In ogni puntata si susseguono i videomessaggi lasciati da Lisa a Tony, spesso congiunti poi ai flashback dei momenti felici passati insieme mentre lei era ancora in vita, le solitarie e fortemente riflessive passeggiate col cane, l’immancabile chiacchiera sulla panchina al cimitero con la vedova Ann, lo scoop del giorno via via sempre più ridicolo da recensire per il giornale locale per cui Tony lavora, la seduta dallo psicologo menefreghista, fino alla visita in casa di cura del padre malato di Alzheimer.

COSA CI LASCIA
After Life parla di tante cose, alcune dosate, esplorate e approfondite nello scorrere delle puntate, altre magari anche solo accennate con un semplice scambio di battute, ma che tuttavia riescono brillantemente ad aprire e chiudere un tema, lasciando un’idea chiara del pensiero dell’autore a quel proposito. Ora sai come la penso, non c’è bisogno d’aggiungere altro. After Life racconta di amore e felicità. Dell’idealizzazione dell’altra persona. Della nostalgia di un amore andato, che c’era, ma che fondamentalmente non può più trovare spazio, se non nei ricordi. Del rifiuto di andare oltre, fino alla paura di poterlo fare. Affronta il tema della comicità, delle battute senza filtro, ma che qualunque sia il
tema rimangono pur sempre solo delle battute. E poi c’è Kevin Hart, il comico rivale di Ricky Gervais, più volte citato e preso in giro a furia di complimenti.
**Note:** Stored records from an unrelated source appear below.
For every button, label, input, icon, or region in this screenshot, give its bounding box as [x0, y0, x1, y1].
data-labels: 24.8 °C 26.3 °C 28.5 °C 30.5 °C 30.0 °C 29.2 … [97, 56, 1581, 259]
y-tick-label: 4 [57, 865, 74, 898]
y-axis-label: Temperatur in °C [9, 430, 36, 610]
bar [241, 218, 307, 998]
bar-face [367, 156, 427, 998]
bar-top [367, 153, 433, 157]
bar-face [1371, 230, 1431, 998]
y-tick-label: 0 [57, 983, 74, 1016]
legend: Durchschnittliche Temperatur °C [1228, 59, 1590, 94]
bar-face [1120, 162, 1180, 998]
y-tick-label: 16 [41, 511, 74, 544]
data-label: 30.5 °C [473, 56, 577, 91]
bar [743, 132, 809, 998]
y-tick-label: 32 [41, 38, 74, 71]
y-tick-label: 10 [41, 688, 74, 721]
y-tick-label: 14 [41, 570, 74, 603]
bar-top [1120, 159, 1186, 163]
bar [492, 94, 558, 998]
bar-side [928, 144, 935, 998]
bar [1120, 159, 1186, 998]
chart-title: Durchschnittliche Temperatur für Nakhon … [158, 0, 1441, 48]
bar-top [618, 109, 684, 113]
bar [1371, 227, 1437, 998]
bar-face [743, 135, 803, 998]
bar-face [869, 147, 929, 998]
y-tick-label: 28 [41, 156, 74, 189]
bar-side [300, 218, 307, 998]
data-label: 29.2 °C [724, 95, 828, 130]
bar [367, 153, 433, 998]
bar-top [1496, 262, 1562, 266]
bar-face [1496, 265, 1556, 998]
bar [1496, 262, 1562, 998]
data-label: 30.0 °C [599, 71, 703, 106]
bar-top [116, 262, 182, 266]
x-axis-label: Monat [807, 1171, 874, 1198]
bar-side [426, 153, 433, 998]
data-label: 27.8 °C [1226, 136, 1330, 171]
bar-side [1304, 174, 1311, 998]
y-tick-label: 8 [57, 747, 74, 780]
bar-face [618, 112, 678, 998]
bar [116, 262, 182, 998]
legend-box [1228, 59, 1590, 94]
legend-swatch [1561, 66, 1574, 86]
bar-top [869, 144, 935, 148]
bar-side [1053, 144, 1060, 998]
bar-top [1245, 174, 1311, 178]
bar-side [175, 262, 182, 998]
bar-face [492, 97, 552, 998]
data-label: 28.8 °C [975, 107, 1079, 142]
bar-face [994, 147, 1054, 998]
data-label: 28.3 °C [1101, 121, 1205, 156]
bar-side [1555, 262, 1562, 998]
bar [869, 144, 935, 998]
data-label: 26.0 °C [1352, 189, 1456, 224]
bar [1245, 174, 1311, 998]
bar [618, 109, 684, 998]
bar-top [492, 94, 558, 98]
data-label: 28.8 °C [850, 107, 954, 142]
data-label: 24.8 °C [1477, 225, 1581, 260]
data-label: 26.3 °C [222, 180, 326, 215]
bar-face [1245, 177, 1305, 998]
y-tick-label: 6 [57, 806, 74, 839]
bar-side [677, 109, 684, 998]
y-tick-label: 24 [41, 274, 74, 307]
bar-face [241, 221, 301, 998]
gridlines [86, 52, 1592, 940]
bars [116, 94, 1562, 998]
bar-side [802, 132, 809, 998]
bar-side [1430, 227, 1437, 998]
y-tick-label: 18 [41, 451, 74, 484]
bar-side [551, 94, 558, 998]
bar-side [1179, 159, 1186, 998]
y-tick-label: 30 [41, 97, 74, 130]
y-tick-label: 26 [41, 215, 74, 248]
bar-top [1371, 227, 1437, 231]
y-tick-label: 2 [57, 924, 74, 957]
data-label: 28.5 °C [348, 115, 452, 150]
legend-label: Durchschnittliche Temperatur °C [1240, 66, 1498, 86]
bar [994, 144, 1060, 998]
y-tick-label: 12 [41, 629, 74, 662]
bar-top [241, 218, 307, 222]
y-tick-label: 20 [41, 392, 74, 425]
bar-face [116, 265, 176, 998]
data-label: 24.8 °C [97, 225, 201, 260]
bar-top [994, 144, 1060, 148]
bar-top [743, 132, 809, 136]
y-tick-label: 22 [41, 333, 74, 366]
Si parla con cinismo e ci si rifugia nel perbenismo. Si cade nel tunnel della droga e ci si ripara nella prostituzione, decontestualizzata e infine accettata. Ci si concentra sul concetto di malattia e si esplora la morte, che essa sia reale o apparente. Un malato di Alzheimer prova ancora dei sentimenti? Sa di stare vivendo? Il tutto accompagnato da uno sfondo drammatico, ma impregnato da una narrazione influenzata da un’inconfondibile stile comedy. Nessun pianto a dirotto, nessuna risata a crepapelle. Tanto spazio per riflettere, condito da un paio di sorprese a effetto ben progettate. Una serie ben riuscita, un progetto ordinato e ben composto, a cui ti ci affezioni poco a poco, giusto il tempo di fermarti e riflettere un attimo.